The Study of Rivers                                                                                            —Eleanor Kedney


between stones a rill where water slows, beyond
turbulence. my hatred for a brother

was a receded wave, to say it existed
would be treason—the relief I felt when he died,

perfectly normal, I’m told; he stole more
from me than watch, ring,

gold chain: a rambling laugh, a whirling dance.
the movement of sediment

complex—stream power, sheer stress,
water depth, particulate size—

a river flows toward another body
of water, sometimes never reaches one,

ends its course in the ground.

 


Riverbank


American beech, roots tangled
in the understory, the bank scoured

by wind and rain—eroded earth, a miracle shift—
the flow still confined, broom sedge

alive, a coppery glow. Our dreams as sediment
turn into rock—last night, I heard:

Don’t take Valium anymore to fall asleep.
If you continue what you are doing, you won’t be here.

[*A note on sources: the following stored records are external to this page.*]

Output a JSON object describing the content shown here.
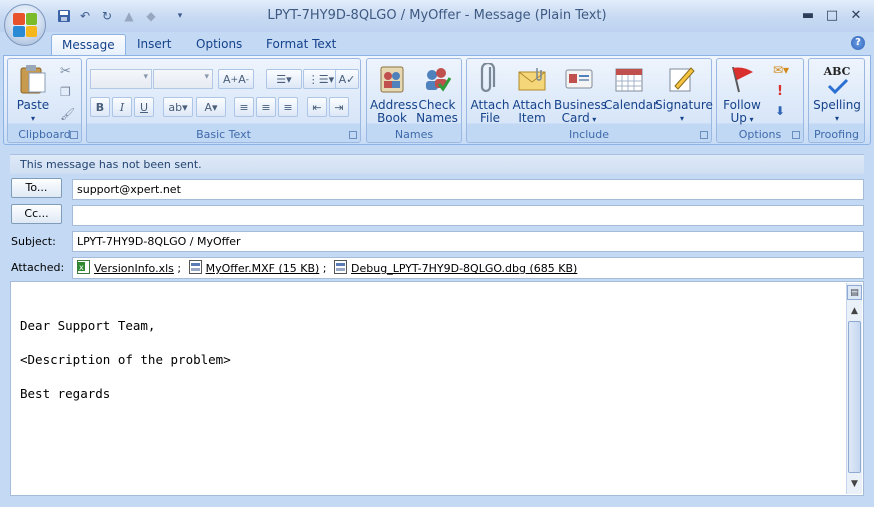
{
  "window": {
    "title": "LPYT-7HY9D-8QLGO / MyOffer - Message (Plain Text)"
  },
  "quick_access": [
    "save-icon",
    "undo-icon",
    "redo-icon",
    "up-arrow-icon",
    "down-arrow-icon",
    "customize-icon"
  ],
  "window_controls": {
    "minimize": "▬",
    "maximize": "□",
    "close": "✕"
  },
  "tabs": [
    {
      "label": "Message",
      "active": true
    },
    {
      "label": "Insert",
      "active": false
    },
    {
      "label": "Options",
      "active": false
    },
    {
      "label": "Format Text",
      "active": false
    }
  ],
  "ribbon": {
    "clipboard": {
      "label": "Clipboard",
      "paste": "Paste"
    },
    "basic_text": {
      "label": "Basic Text"
    },
    "names": {
      "label": "Names",
      "address_book_1": "Address",
      "address_book_2": "Book",
      "check_names_1": "Check",
      "check_names_2": "Names"
    },
    "include": {
      "label": "Include",
      "attach_file_1": "Attach",
      "attach_file_2": "File",
      "attach_item_1": "Attach",
      "attach_item_2": "Item",
      "business_card_1": "Business",
      "business_card_2": "Card",
      "calendar": "Calendar",
      "signature": "Signature"
    },
    "options": {
      "label": "Options",
      "follow_up_1": "Follow",
      "follow_up_2": "Up"
    },
    "proofing": {
      "label": "Proofing",
      "spelling": "Spelling",
      "abc": "ABC"
    }
  },
  "message": {
    "info_bar": "This message has not been sent.",
    "to_button": "To...",
    "cc_button": "Cc...",
    "to_value": "support@xpert.net",
    "cc_value": "",
    "subject_label": "Subject:",
    "subject_value": "LPYT-7HY9D-8QLGO / MyOffer",
    "attached_label": "Attached:",
    "attachments": [
      {
        "name": "VersionInfo.xls",
        "sep": ";"
      },
      {
        "name": "MyOffer.MXF (15 KB)",
        "sep": ";"
      },
      {
        "name": "Debug_LPYT-7HY9D-8QLGO.dbg (685 KB)",
        "sep": ""
      }
    ],
    "body_lines": [
      "Dear Support Team,",
      "<Description of the problem>",
      "Best regards"
    ]
  },
  "colors": {
    "accent": "#15428b",
    "ribbon_bg": "#dbe8f8",
    "window_bg": "#c4d9f4"
  }
}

The dying say what they will miss the most
is their body. How long I’ve judged the smallest things

to be another. I inspect the damage,
right the canoe, paddle alongside wood ducks,

warm and dry in cold, moving water.
A split branch points upward—the sky has always been there.

 


Eleanor Kedney

Eleanor Kedney is the author of the chapbook The Offering (Liquid Light Press). Her poems have appeared in Connecticut River Review, Miramar, The New York Quarterly, and Sliver of Stone, among many other journals. She has contributed to a number of anthologies, including The Cumberland River Review: The First Five Years (Trevecca Nazarene University). Eleanor is the founder of the Tucson branch of the New York-based Writers Studio, and served as Director for ten years.